Perhaps I've just given up on the future. Society too. I hate to admit it but I think it's a big part of the puzzle as to why I'm doing this. Everyone seems to be fighting tooth and nail to get on top of a system that's on its way down. Sooner or later something will happen, life as we know it will change, and all that career advice will be for naught. I can't with good conscience spend the rest of my young life trying to fit into a system that's much more fragile than anyone will admit.

So I'm going to do my own thing here, career experts be damned.

Monday, September 19, 2011

"In Eleven Days I Will Be Homeless..."

20 August 2011, original date of writing
Transcribed from my travel notebook

In eleven days I will be homeless...
It's a difficult idea to grasp. As I make the final preparations to launch into the outdoors it still doesn't feel real, like I'm daydreaming about a life that will never come true. I'm guessing it's a feeling that will persist until I have a few real nights in the bush under my belt. I'm still extremely excited to get started though. I feel like I'm packing for a great adventure; putting the final touches on an expedition I've been planning for my entire life.

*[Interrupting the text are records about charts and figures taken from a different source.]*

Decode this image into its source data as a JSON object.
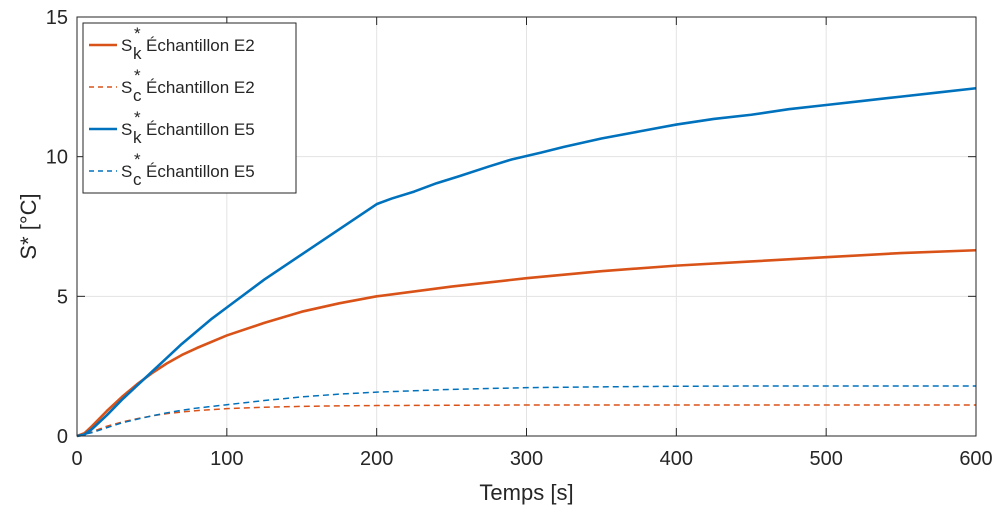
{
  "chart_data": {
    "type": "line",
    "title": "",
    "xlabel": "Temps [s]",
    "ylabel": "S* [°C]",
    "xlim": [
      0,
      600
    ],
    "ylim": [
      0,
      15
    ],
    "xticks": [
      0,
      100,
      200,
      300,
      400,
      500,
      600
    ],
    "yticks": [
      0,
      5,
      10,
      15
    ],
    "grid": true,
    "legend_position": "top-left",
    "series": [
      {
        "name": "S_k^* Échantillon E2",
        "legend_main": "S",
        "legend_sup": "*",
        "legend_sub": "k",
        "legend_text": "Échantillon E2",
        "color": "#d95319",
        "style": "solid",
        "x": [
          0,
          5,
          10,
          20,
          30,
          40,
          50,
          60,
          70,
          80,
          100,
          125,
          150,
          175,
          200,
          250,
          300,
          350,
          400,
          450,
          500,
          550,
          600
        ],
        "y": [
          0,
          0.1,
          0.35,
          0.9,
          1.4,
          1.85,
          2.25,
          2.6,
          2.9,
          3.15,
          3.6,
          4.05,
          4.45,
          4.75,
          5.0,
          5.35,
          5.65,
          5.9,
          6.1,
          6.25,
          6.4,
          6.55,
          6.65
        ]
      },
      {
        "name": "S_c^* Échantillon E2",
        "legend_main": "S",
        "legend_sup": "*",
        "legend_sub": "c",
        "legend_text": "Échantillon E2",
        "color": "#d95319",
        "style": "dashed",
        "x": [
          0,
          10,
          20,
          30,
          40,
          50,
          60,
          70,
          80,
          100,
          125,
          150,
          175,
          200,
          250,
          300,
          400,
          500,
          600
        ],
        "y": [
          0,
          0.15,
          0.35,
          0.5,
          0.62,
          0.72,
          0.8,
          0.86,
          0.91,
          0.98,
          1.03,
          1.06,
          1.08,
          1.09,
          1.1,
          1.11,
          1.11,
          1.11,
          1.11
        ]
      },
      {
        "name": "S_k^* Échantillon E5",
        "legend_main": "S",
        "legend_sup": "*",
        "legend_sub": "k",
        "legend_text": "Échantillon E5",
        "color": "#0072bd",
        "style": "solid",
        "x": [
          0,
          5,
          10,
          20,
          30,
          40,
          50,
          60,
          70,
          80,
          90,
          100,
          125,
          150,
          175,
          200,
          210,
          225,
          240,
          255,
          275,
          290,
          310,
          325,
          350,
          375,
          400,
          425,
          450,
          475,
          500,
          525,
          550,
          575,
          600
        ],
        "y": [
          0,
          0.05,
          0.25,
          0.75,
          1.3,
          1.8,
          2.3,
          2.8,
          3.3,
          3.75,
          4.2,
          4.6,
          5.6,
          6.5,
          7.4,
          8.3,
          8.5,
          8.75,
          9.05,
          9.3,
          9.65,
          9.9,
          10.15,
          10.35,
          10.65,
          10.9,
          11.15,
          11.35,
          11.5,
          11.7,
          11.85,
          12.0,
          12.15,
          12.3,
          12.45
        ]
      },
      {
        "name": "S_c^* Échantillon E5",
        "legend_main": "S",
        "legend_sup": "*",
        "legend_sub": "c",
        "legend_text": "Échantillon E5",
        "color": "#0072bd",
        "style": "dashed",
        "x": [
          0,
          10,
          20,
          30,
          40,
          50,
          60,
          70,
          80,
          100,
          125,
          150,
          175,
          200,
          250,
          300,
          350,
          400,
          450,
          500,
          550,
          600
        ],
        "y": [
          0,
          0.12,
          0.3,
          0.47,
          0.6,
          0.72,
          0.83,
          0.92,
          1.0,
          1.12,
          1.27,
          1.4,
          1.5,
          1.57,
          1.67,
          1.73,
          1.76,
          1.78,
          1.79,
          1.79,
          1.79,
          1.79
        ]
      }
    ]
  }
}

One thing I hadn't expected was the immense feeling of freedom that came when I got rid of most of the things I own. We've all heard the "you don't own your possessions, your possessions own you" fight club mantras, so often that they've become fairly cliche. Of course in our materialistic society they're words often said but widely ignored. Personally I always accepted the idea happiness is born internally, and knew that more things won't necessarily make you happy, but I never took it so far as to believe possessions could make you unhappy. Once I started getting rid of my things, however, even the items which I'd once loved and cherished, it felt like a huge weight had been lifted off my shoulders. Gone are the large flat screen HDTV, the Xbox, the dvds, the clothes I almost never wore... and I feel free. It's been such a profound experience I plan to devote a whole post to it once I get moved out and my new guerrilla life has stabilized somewhat.

Needless to say there is a part of me that worries this will all end up to be a terrible decision. I would not be human if I didn't have that awful doubt lurking in the back of my mind. However every great challenge in life comes with its share of fear, and my only recourse is to learn to embrace it. The fear and doubt are my opposition, they represent all that I must overcome to prove I have the strength to make it through this. They fuel my resolve to see this through and show the world that this can be feasible and rewarding.

The most threatening questions at the moment regard the logistics of what I'm about to do. Will I still be able to eat healthy without an oven or a full size fridge? Can I really fit everything I need in my car? Will this really work? What the hell am I going to do when winter comes??? Then there's the unforeseen challenges I will surely encounter along the way, the ghouls that wait for me in the darkness surrounding the future. These are things that can only be settled by time and experience.

"This is real" I tell myself, but once again I find it hard to accept. I hope to look back on this first writing someday and remember the moment with fondness. I'll read through my old journals and laugh about my past doubts, knowing by then that I had met and overcome them. I suppose we shall see. As I end this entry I am overflowing with feelings: I'm excited, I'm nervous with anticipation, I'm fearful of what lies ahead and I'm itching to begin. So here's to the future and to all of its perils.

I'll be seeing you on the other side.